There are a zoo of sector classification code systems out there. Some are granular, some are not. Since we currently cover a particular portion of the supply chain (i.e. production), it is important we try to only match the ALD with companies that are actually active in this portion of the supply chain.

An issue arises when, for example, a company is classified in the “power transmission” sector. In a perfect world, these companies would produce no electricity, and we would not try to match them. In practice, however, we find there is often overlap. For this reason, we introduced the borderline flag.

In the example below, we see two classification codes coming from the SIC classification standard:

r2dii.data::sic_classification %>%
filter(code %in% c(41111, 36200))
#> # A tibble: 2 × 4
#>   code  description                                            sector borderline
#>   <chr> <chr>                                                  <chr>  <lgl>
#> 1 36200 manufacture of electricity distribution and control a… power  TRUE
#> 2 41111 generation                                             power  FALSE

Notice that the code 41111 corresponds to power generation.
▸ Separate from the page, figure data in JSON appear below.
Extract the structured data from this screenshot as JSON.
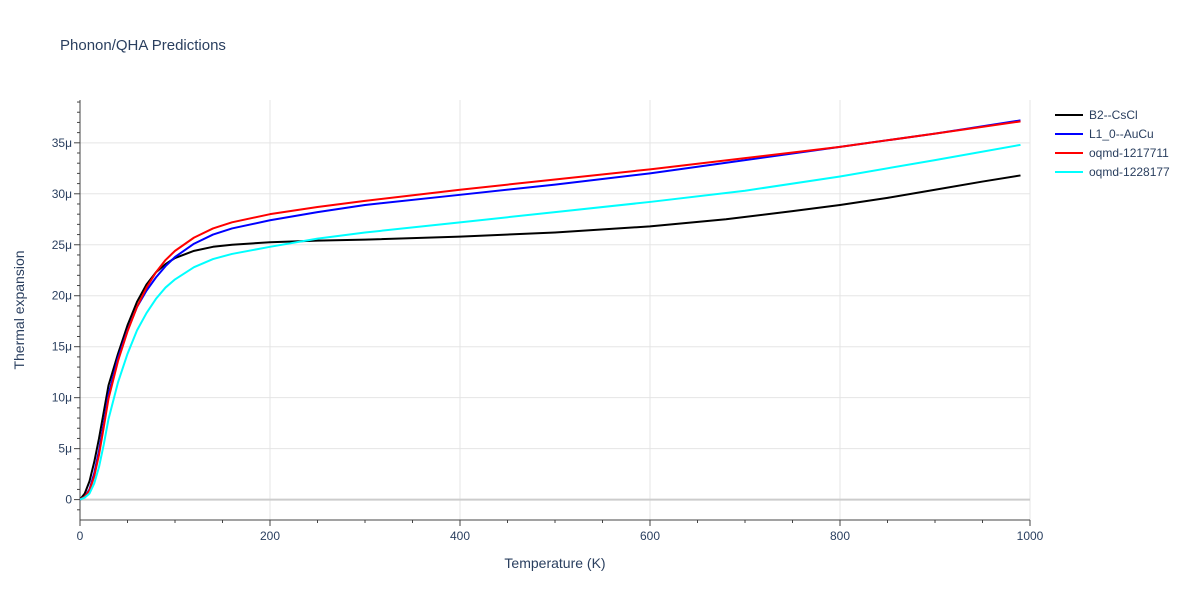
{
  "chart_data": {
    "type": "line",
    "title": "Phonon/QHA Predictions",
    "xlabel": "Temperature (K)",
    "ylabel": "Thermal expansion",
    "xlim": [
      0,
      1000
    ],
    "ylim": [
      -2e-06,
      3.92e-05
    ],
    "x_ticks": [
      0,
      200,
      400,
      600,
      800,
      1000
    ],
    "x_tick_labels": [
      "0",
      "200",
      "400",
      "600",
      "800",
      "1000"
    ],
    "y_ticks": [
      0,
      5e-06,
      1e-05,
      1.5e-05,
      2e-05,
      2.5e-05,
      3e-05,
      3.5e-05
    ],
    "y_tick_labels": [
      "0",
      "5μ",
      "10μ",
      "15μ",
      "20μ",
      "25μ",
      "30μ",
      "35μ"
    ],
    "grid": true,
    "legend_position": "right",
    "series": [
      {
        "name": "B2--CsCl",
        "color": "#000000",
        "x": [
          0,
          5,
          10,
          15,
          20,
          25,
          30,
          40,
          50,
          60,
          70,
          80,
          90,
          100,
          120,
          140,
          160,
          200,
          250,
          300,
          400,
          500,
          600,
          680,
          750,
          800,
          850,
          900,
          950,
          990
        ],
        "y": [
          0,
          6e-07,
          1.8e-06,
          3.7e-06,
          6e-06,
          8.6e-06,
          1.12e-05,
          1.43e-05,
          1.71e-05,
          1.94e-05,
          2.11e-05,
          2.23e-05,
          2.31e-05,
          2.37e-05,
          2.44e-05,
          2.48e-05,
          2.5e-05,
          2.525e-05,
          2.54e-05,
          2.55e-05,
          2.58e-05,
          2.62e-05,
          2.68e-05,
          2.75e-05,
          2.83e-05,
          2.89e-05,
          2.96e-05,
          3.04e-05,
          3.12e-05,
          3.18e-05
        ]
      },
      {
        "name": "L1_0--AuCu",
        "color": "#0000ff",
        "x": [
          0,
          5,
          10,
          15,
          20,
          25,
          30,
          40,
          50,
          60,
          70,
          80,
          90,
          100,
          120,
          140,
          160,
          200,
          250,
          300,
          400,
          500,
          600,
          700,
          800,
          900,
          990
        ],
        "y": [
          0,
          3e-07,
          1e-06,
          2.6e-06,
          4.8e-06,
          7.5e-06,
          1.03e-05,
          1.39e-05,
          1.66e-05,
          1.89e-05,
          2.05e-05,
          2.18e-05,
          2.29e-05,
          2.38e-05,
          2.51e-05,
          2.6e-05,
          2.66e-05,
          2.74e-05,
          2.82e-05,
          2.89e-05,
          2.99e-05,
          3.09e-05,
          3.2e-05,
          3.33e-05,
          3.46e-05,
          3.59e-05,
          3.72e-05
        ]
      },
      {
        "name": "oqmd-1217711",
        "color": "#ff0000",
        "x": [
          0,
          5,
          10,
          15,
          20,
          25,
          30,
          40,
          50,
          60,
          70,
          80,
          90,
          100,
          120,
          140,
          160,
          200,
          250,
          300,
          400,
          500,
          600,
          700,
          800,
          900,
          990
        ],
        "y": [
          0,
          3e-07,
          9e-07,
          2.3e-06,
          4.4e-06,
          7.1e-06,
          9.9e-06,
          1.36e-05,
          1.65e-05,
          1.89e-05,
          2.08e-05,
          2.23e-05,
          2.35e-05,
          2.44e-05,
          2.57e-05,
          2.66e-05,
          2.72e-05,
          2.8e-05,
          2.87e-05,
          2.93e-05,
          3.04e-05,
          3.14e-05,
          3.24e-05,
          3.35e-05,
          3.46e-05,
          3.59e-05,
          3.71e-05
        ]
      },
      {
        "name": "oqmd-1228177",
        "color": "#00ffff",
        "x": [
          0,
          5,
          10,
          15,
          20,
          25,
          30,
          40,
          50,
          60,
          70,
          80,
          90,
          100,
          120,
          140,
          160,
          200,
          250,
          300,
          400,
          500,
          600,
          700,
          800,
          900,
          990
        ],
        "y": [
          0,
          2e-07,
          6e-07,
          1.6e-06,
          3.2e-06,
          5.4e-06,
          7.9e-06,
          1.15e-05,
          1.43e-05,
          1.66e-05,
          1.83e-05,
          1.97e-05,
          2.08e-05,
          2.16e-05,
          2.28e-05,
          2.36e-05,
          2.41e-05,
          2.48e-05,
          2.56e-05,
          2.62e-05,
          2.72e-05,
          2.82e-05,
          2.92e-05,
          3.03e-05,
          3.17e-05,
          3.33e-05,
          3.48e-05
        ]
      }
    ]
  }
}
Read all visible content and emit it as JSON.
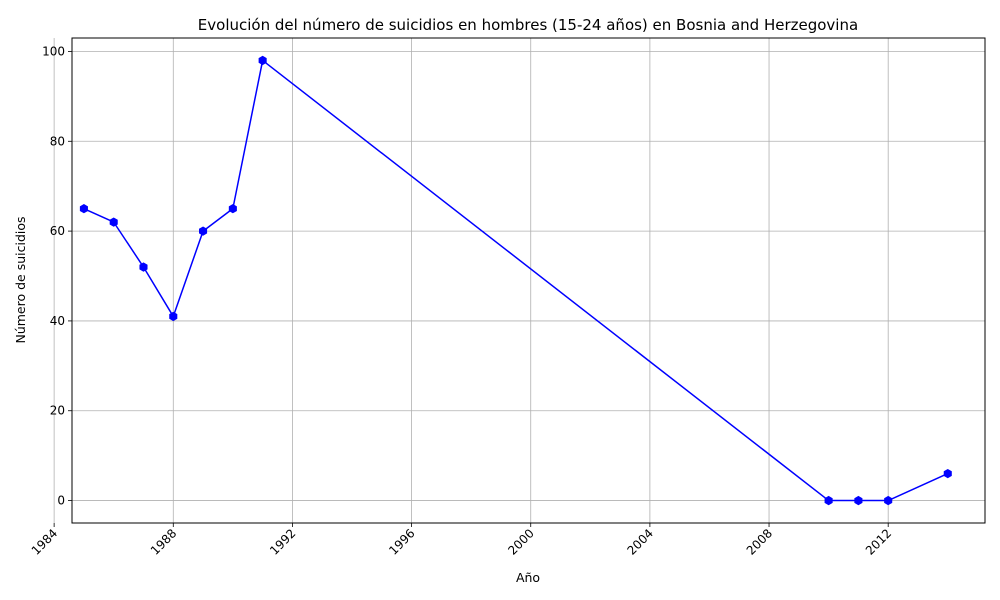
{
  "chart_data": {
    "type": "line",
    "title": "Evolución del número de suicidios en hombres (15-24 años) en Bosnia and Herzegovina",
    "xlabel": "Año",
    "ylabel": "Número de suicidios",
    "xlim": [
      1984.6,
      2015.25
    ],
    "ylim": [
      -5,
      103
    ],
    "x_ticks": [
      1984,
      1988,
      1992,
      1996,
      2000,
      2004,
      2008,
      2012
    ],
    "y_ticks": [
      0,
      20,
      40,
      60,
      80,
      100
    ],
    "grid": true,
    "line_color": "#0000ff",
    "series": [
      {
        "x": [
          1985,
          1986,
          1987,
          1988,
          1989,
          1990,
          1991,
          2010,
          2011,
          2012,
          2014
        ],
        "values": [
          65,
          62,
          52,
          41,
          60,
          65,
          98,
          0,
          0,
          0,
          6
        ]
      }
    ]
  }
}
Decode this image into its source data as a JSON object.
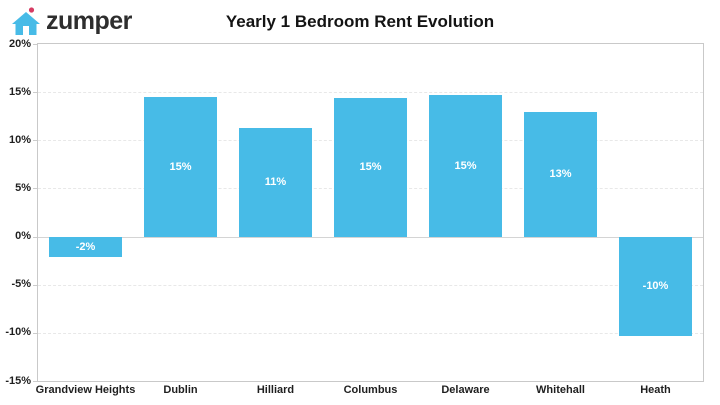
{
  "header": {
    "logo_text": "zumper"
  },
  "colors": {
    "bar": "#47BBE7",
    "bar_label": "#FFFFFF",
    "logo_house": "#47BBE7",
    "logo_dot": "#D63B63",
    "logo_text": "#2E2E2E",
    "axis_text": "#1F1F1F",
    "plot_border": "#C9C9C9",
    "gridline": "#E8E8E8",
    "zero_line": "#D4D4D4"
  },
  "chart_data": {
    "type": "bar",
    "title": "Yearly 1 Bedroom Rent Evolution",
    "categories": [
      "Grandview Heights",
      "Dublin",
      "Hilliard",
      "Columbus",
      "Delaware",
      "Whitehall",
      "Heath"
    ],
    "values": [
      -2,
      15,
      11,
      15,
      15,
      13,
      -10
    ],
    "bar_labels": [
      "-2%",
      "15%",
      "11%",
      "15%",
      "15%",
      "13%",
      "-10%"
    ],
    "rendered_heights_pct": [
      -2.1,
      14.5,
      11.3,
      14.4,
      14.7,
      12.9,
      -10.3
    ],
    "ylim": [
      -15,
      20
    ],
    "yticks": [
      {
        "value": 20,
        "label": "20%"
      },
      {
        "value": 15,
        "label": "15%"
      },
      {
        "value": 10,
        "label": "10%"
      },
      {
        "value": 5,
        "label": "5%"
      },
      {
        "value": 0,
        "label": "0%"
      },
      {
        "value": -5,
        "label": "-5%"
      },
      {
        "value": -10,
        "label": "-10%"
      },
      {
        "value": -15,
        "label": "-15%"
      }
    ],
    "grid": true,
    "legend": false,
    "xlabel": "",
    "ylabel": ""
  }
}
This is an identical match to 2DII’s power sector, and thus the borderline flag is set to FALSE. In contrast, code 36200 corresponds to the manufacture of electricity distribution and control apparatus. In a perfect world, we would set this code to not in scope, however there is still a chance that these companies produce electricity. For this reason, we have mapped it to power with borderline = TRUE.

In practice, if a company has a borderline of TRUE and is matched, then consider the company in scope. If it has a borderline of TRUE and isn’t matched, then consider it out of scope.